Somerset County Council sold its LAWDC to Viridor in 2006, the company name subsequently changing to Viridor Waste (Somerset) Limited in June 2006.

Some of the land used by the site was previously used as a ordnance dump during the second world war by the US military; very limited evidence of the former use is still visible on the site. Otherwise the land occupied by the site has historically been agricultural land.

The site is comprised of two principal parts - the original site and the extension area, but to all intents and purposes, the two sites are operated as one site. The site is a landraise (rather than a landfill) being constructed above original ground levels with no mineral extraction for off-site sale.

The Waste Management Licence was changed to an Environmental Permit in 2003/4 as required by the changing legislation at the time.

There have been several planning permissions for the site since 1970, none of which imposed an end-date to landfilling operations. In 2015, Viridor sought planning permission to construct and operate a waste transfer station at the site which was intended to divert wastes to non-landfill final disposal, notably energy-from-waste in Avonmouth and Oxfordshire. This proposal received approval in 2015 as permission 15/00372/CPO. The application documents stated that the landfill would close prematurely in 2016 and that a separate planning application would be made to alter the approved restoration contours/Landfill Settlement Contours of the landfill to take account of this. To date, no such application has been listed on Somerset County Council's planning portal.[2].

Geology

The site is underlain by interbedded mudstone and limestone of the Langport Member, which is of late Triassic and early Jurassic age and forms part of what is known as the Blue Lias. Excavations and site investigation at the site suggest that locally this largely comprises low-permeability lithologies.

Engineering and Environmental Control

The Landfill is constructed as a Containment Facility, utilizing the underlying clay materials as the principal barrier. In the most recently constructed parts of the site, the landfill lining system is augmented with a flexible membrane liner of High Density Polyethylene (HDPE) on the base. As the site is a land-raise rather than a landfill, there are no sidewall barriers. In cross-section the site is lens-shaped: the base is an approximate mirror of the upper surface

There is Landfill Gas power generation with electricity export to the National Grid. Installed capacity is 2.96MW [3]

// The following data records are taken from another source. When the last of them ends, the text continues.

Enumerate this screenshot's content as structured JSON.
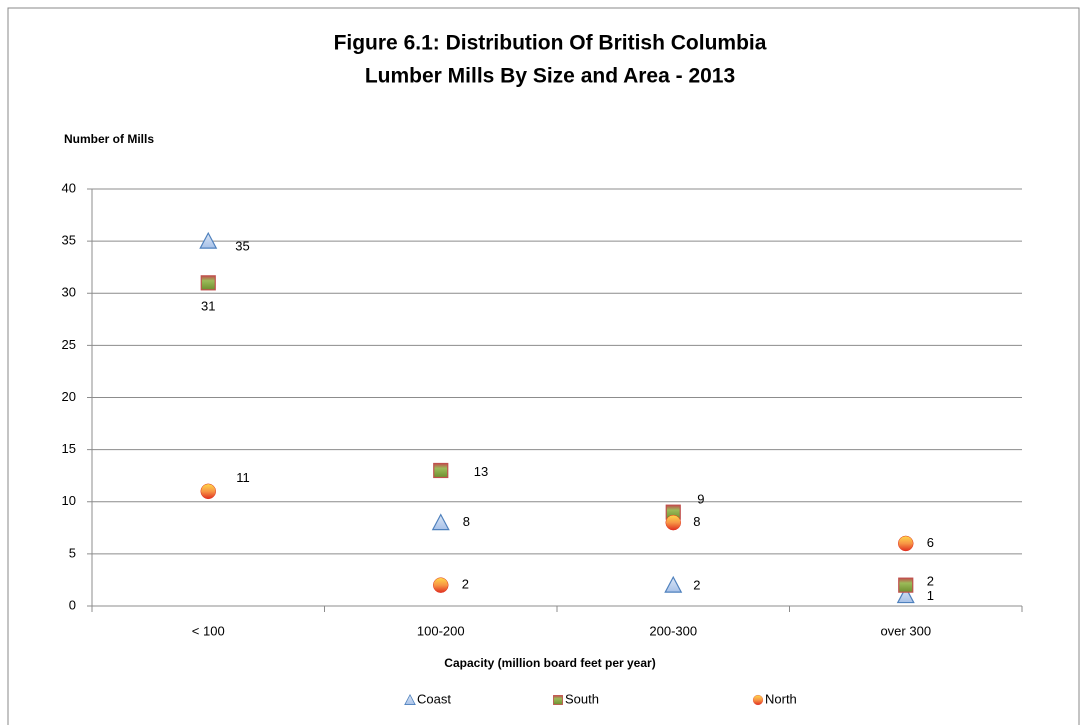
{
  "chart_data": {
    "type": "scatter",
    "title": [
      "Figure 6.1: Distribution Of British Columbia",
      "Lumber Mills By Size and Area - 2013"
    ],
    "ylabel": "Number of Mills",
    "xlabel": "Capacity (million board feet per year)",
    "categories": [
      "< 100",
      "100-200",
      "200-300",
      "over 300"
    ],
    "series": [
      {
        "name": "Coast",
        "color": "#a7c1e8",
        "edgecolor": "#4f81bd",
        "marker": "triangle",
        "values": [
          35,
          8,
          2,
          1
        ]
      },
      {
        "name": "South",
        "color": "#9bbb59",
        "edgecolor": "#c0504d",
        "marker": "square",
        "values": [
          31,
          13,
          9,
          2
        ]
      },
      {
        "name": "North",
        "color": "#f79646",
        "edgecolor": "#e03020",
        "marker": "circle",
        "values": [
          11,
          2,
          8,
          6
        ]
      }
    ],
    "ylim": [
      0,
      40
    ],
    "yticks": [
      0,
      5,
      10,
      15,
      20,
      25,
      30,
      35,
      40
    ],
    "grid": true,
    "legend": "bottom"
  }
}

Viridor have been unable to secure a connection to the local sewerage system, principally due to a lack of local treatment capacity at the receiving Sewage Treatment Works. There is an on-site leachate treatment plant that discharges to a local watercourse. Dry weather flow in the receiving watercourse is low and consequently, the standards required to be achieved to discharge are sometimes difficult to achieve. Viridor have installed tertiary treatment via reedbeds and other growing media in order to permit discharge at times of dry weather. Occasionally, leachate produced by the site is removed by tanker to appropriately permitted Sewage Treatment Works.[4].

Other Infrastructure

Elsewhere within the site complex, Viridor also developed a Composting facility and an [In-vessel Composting]] (IVC) facility to deal with some of Somerset County Council's separately collected Green Waste and some Food Waste. This facility is no longer in operation and has been converted to be used as a Waste Transfer Station. Whilst a planning consent was granted for an Anaerobic Digestion facility this was not built, with this infrastructure being built at Walpole Recovery Facility and Landfill Site instead.


Waste Tonnage, EWC List

The table shows a list of the Waste for the Permit UP3139BB, that has arrived into sites as reported to the Regulator and then publicised in their reported statistics. The Data was last updated in October 2023. The total reported tonnage arriving at the site was: 22,662t.

EWC Code Description Tonnes In
17 05 04 soil and stones other than those mentioned in 17 05 03 22662.00


References

  1. Units are in m3 for England and Wales, and Tonnes for Scotland.